Wednesday 20 November
Sep 10, 2019 @ 9:55

US seeks to privatize mortgage giants a decade after market meltdown

 

Agence France-Presse

by Virginie MONTET

A decade after the mortgage bubble burst sparking the Great Recession, President Donald Trump wants to privatize two financial linchpins of the multi-trillion-dollar American housing sector.

In Senate testimony on Tuesday, US Treasury Secretary Steven Mnuchin is due to lay out a plan for the reform of American housing finance, including the government-sponsored enterprises known as Fannie Mae and Freddie Mac.

The two organizations — which together back more than half of all US residential mortgages — were placed under conservatorship, or effectively nationalized, during the mortgage meltdown of 2008.

A $190 billion government bailout that year saved the two entities as defaults by risky so-called sub-prime borrowers soared nationwide.

Little understood by the general public, the two institutions do not in fact originate mortgages.

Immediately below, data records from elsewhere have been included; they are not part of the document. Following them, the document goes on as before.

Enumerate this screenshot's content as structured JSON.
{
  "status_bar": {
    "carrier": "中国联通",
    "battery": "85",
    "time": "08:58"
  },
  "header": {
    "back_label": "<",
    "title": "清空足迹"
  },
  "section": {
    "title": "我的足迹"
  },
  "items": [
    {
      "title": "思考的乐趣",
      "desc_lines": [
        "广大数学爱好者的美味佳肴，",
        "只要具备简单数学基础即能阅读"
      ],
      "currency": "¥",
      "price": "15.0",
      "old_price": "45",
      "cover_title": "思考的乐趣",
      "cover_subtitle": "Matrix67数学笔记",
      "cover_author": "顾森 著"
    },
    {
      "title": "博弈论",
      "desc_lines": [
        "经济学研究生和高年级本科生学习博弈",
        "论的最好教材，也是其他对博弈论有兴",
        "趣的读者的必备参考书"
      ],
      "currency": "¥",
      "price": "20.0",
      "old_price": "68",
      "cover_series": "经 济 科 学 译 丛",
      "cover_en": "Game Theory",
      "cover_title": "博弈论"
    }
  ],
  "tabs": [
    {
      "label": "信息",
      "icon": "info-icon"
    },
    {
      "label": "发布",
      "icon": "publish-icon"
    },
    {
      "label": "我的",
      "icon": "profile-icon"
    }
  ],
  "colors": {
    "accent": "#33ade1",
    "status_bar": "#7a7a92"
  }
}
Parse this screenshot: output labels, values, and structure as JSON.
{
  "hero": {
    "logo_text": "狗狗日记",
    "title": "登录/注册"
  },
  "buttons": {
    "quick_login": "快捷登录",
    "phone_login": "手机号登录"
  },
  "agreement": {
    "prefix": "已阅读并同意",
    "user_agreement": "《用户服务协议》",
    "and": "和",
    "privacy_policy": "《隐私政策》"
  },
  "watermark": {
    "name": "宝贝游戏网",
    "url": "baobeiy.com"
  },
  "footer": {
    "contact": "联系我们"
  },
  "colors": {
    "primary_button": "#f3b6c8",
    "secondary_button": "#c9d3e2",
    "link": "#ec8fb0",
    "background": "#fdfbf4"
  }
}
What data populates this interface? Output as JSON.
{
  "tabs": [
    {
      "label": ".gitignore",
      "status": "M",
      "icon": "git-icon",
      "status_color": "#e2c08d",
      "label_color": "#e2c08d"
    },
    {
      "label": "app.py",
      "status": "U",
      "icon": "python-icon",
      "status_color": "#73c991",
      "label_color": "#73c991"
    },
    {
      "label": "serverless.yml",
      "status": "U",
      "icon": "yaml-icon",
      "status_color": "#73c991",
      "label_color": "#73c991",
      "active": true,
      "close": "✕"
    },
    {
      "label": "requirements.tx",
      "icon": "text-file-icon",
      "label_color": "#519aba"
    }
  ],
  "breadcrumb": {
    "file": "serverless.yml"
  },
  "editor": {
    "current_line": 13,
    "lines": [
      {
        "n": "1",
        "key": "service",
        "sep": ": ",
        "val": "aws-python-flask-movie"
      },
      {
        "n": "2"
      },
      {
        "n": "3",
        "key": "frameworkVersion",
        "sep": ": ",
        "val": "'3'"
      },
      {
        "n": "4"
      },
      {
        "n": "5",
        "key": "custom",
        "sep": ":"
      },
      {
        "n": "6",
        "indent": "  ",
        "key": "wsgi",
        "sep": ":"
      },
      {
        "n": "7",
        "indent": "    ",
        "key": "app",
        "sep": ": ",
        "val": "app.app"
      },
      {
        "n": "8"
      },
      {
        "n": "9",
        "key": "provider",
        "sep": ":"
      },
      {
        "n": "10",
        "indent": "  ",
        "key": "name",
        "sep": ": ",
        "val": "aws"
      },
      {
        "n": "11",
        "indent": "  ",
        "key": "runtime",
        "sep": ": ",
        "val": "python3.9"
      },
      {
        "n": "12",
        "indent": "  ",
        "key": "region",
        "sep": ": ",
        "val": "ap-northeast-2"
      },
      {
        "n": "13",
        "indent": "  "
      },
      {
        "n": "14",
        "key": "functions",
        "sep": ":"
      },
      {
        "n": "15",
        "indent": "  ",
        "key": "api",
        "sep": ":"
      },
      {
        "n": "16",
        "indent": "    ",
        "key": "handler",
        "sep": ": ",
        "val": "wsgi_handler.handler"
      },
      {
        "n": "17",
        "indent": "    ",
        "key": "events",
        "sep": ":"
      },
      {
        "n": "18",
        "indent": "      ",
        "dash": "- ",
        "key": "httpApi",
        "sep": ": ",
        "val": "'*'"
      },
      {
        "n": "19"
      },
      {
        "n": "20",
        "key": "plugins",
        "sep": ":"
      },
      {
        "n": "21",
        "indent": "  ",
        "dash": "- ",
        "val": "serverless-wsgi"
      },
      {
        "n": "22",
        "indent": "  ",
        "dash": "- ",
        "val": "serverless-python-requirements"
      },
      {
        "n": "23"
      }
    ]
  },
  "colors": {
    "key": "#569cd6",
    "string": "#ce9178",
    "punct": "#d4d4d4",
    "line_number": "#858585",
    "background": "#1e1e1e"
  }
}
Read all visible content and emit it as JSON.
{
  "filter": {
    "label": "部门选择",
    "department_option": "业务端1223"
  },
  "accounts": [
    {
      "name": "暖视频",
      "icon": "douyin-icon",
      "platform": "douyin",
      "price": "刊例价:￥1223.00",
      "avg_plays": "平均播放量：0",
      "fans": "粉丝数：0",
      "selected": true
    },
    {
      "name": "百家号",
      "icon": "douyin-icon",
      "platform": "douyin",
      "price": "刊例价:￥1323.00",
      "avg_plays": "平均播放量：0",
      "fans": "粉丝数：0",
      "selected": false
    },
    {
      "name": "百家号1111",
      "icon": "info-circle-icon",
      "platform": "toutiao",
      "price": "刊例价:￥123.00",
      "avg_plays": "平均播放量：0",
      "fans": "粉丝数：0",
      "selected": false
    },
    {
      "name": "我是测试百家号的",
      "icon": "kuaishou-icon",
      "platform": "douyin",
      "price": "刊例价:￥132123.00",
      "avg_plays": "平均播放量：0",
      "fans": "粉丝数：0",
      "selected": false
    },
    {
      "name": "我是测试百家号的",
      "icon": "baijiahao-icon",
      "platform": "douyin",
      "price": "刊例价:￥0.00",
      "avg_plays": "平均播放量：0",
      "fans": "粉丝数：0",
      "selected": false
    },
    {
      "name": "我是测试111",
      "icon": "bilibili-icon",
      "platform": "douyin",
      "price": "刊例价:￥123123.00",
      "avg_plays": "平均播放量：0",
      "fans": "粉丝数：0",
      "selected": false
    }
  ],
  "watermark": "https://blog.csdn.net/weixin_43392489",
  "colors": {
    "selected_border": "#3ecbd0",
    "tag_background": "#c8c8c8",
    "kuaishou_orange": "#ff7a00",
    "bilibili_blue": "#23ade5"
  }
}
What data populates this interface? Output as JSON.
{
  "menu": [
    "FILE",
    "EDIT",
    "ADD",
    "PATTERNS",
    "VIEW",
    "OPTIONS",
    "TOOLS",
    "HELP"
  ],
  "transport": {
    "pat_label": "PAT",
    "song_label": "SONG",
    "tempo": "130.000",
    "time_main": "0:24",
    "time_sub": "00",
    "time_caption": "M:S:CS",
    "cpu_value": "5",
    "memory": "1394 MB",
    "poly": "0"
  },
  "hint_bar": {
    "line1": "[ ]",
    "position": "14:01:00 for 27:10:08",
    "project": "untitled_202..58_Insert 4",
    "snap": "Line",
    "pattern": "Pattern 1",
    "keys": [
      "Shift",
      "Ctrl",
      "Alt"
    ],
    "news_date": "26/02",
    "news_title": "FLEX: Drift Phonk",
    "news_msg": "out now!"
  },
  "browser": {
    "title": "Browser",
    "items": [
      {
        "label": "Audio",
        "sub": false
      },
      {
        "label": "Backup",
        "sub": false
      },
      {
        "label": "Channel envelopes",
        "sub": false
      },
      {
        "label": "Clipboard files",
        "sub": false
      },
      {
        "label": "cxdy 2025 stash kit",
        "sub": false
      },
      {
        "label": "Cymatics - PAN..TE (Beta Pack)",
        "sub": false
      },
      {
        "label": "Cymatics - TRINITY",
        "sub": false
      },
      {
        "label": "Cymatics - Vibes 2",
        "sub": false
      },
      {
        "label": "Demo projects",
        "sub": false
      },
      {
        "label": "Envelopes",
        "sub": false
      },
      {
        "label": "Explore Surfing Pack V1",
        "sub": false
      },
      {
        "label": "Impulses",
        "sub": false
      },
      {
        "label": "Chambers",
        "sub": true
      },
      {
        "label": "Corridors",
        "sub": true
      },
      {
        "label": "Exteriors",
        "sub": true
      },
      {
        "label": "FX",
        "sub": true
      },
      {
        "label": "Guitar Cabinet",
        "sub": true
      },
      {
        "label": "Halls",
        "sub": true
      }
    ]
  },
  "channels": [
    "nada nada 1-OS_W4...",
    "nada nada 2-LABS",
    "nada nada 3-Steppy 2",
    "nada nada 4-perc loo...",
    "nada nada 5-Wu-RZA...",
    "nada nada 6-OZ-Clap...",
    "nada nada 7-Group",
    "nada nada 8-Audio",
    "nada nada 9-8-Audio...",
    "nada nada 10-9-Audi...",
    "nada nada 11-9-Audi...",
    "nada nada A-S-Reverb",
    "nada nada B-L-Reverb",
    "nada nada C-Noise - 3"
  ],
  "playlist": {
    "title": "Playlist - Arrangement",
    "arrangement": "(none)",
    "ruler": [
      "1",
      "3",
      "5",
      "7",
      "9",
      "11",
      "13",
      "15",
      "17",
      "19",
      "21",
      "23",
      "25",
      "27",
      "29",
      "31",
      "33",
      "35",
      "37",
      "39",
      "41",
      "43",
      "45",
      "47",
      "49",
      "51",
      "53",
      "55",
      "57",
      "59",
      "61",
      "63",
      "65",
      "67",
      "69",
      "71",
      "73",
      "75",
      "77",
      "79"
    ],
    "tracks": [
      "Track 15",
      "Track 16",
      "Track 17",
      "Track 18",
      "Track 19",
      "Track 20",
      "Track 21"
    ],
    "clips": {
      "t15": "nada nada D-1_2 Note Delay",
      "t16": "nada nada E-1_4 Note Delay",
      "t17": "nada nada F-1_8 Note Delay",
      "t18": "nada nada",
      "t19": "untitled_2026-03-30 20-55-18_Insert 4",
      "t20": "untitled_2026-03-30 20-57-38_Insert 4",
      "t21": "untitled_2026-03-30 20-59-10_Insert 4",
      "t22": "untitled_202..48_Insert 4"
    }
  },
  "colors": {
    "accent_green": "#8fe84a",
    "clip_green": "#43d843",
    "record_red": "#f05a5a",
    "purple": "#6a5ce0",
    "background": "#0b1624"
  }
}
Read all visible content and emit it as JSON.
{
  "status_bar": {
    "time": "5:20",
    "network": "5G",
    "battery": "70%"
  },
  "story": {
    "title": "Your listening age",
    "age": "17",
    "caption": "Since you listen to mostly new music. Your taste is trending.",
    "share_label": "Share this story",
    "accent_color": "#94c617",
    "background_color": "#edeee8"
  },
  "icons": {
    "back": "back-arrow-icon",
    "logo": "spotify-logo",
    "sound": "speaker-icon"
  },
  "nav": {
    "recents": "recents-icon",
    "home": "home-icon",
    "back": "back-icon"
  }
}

Rather, they pump liquidity into the housing sector by buying mortgages from banks and then packaging them as securities which they can either keep or sell onward to investors with an implicit guarantee.

This system eases the financing of long-term lending such as 30-year mortgages, which are rare outside the United States but have been key to achieving the “American dream” of homeownership.

At the moment of the housing market’s collapse, the home ownership rate had hit 70 percent before tumbling as foreclosures swept the nation.

In a report last week, the US Treasury laid the groundwork for reforms to the two institutions, long a policy goal of the Trump administration.

Even though Fannie Mae and Freddie Mac are hybrid bodies traded on Wall Street, because of the conservatorship, their dividends are paid into the Treasury — something private investors would love to change.

– A capital cushion –
As the real estate market has recovered and grown stronger in recent years, Fannie Mae and Freddie Mac — whose familiar names arise out the abbreviations for Federal National Mortgage Association (FNMA) and the Federal Home Loan Mortgage Corporation (FHLMC) — have sent their robust profits straight into to government’s coffers.

In all, since the federal takeover, they have sent $300 billion to taxpayers, more than repaying the cost of their bailout.

The Mnuchin reform plan involves dozens of proposed legislative and regulatory measures and aims first of all to recapitalize both organizations by allowing them to keep some of their profits.

This should create a capital cushion to protect them in event of another mortgage catastrophe.

In effect, the Treasury wants to end the tacit government guarantee — which more or less required the original bailout — and instead plans to create a guarantee that is both explicit and already paid for, which will apply to some mortgage bonds.

Mnuchin said Monday he hoped to win the support of Congress in the “next three to six months.” Failing this, he may move “on the administrative front,” he said.

According to Mnuchin, a reformed federal housing finance system will also boost economic growth.

Once a Goldman Sachs executive, Mnuchin is also a former mortgage banker, having taken over the California bank IndyWest, renamed OneWest, during the crisis.

The release of the housing finance reform plan comes as shareholders’ begin to make progress a legal battle to stop the governments’ collection of Fannie Mae and Freddie Mac profits.

A federal appeals court last week reversed a lower court finding which had supported the government policy.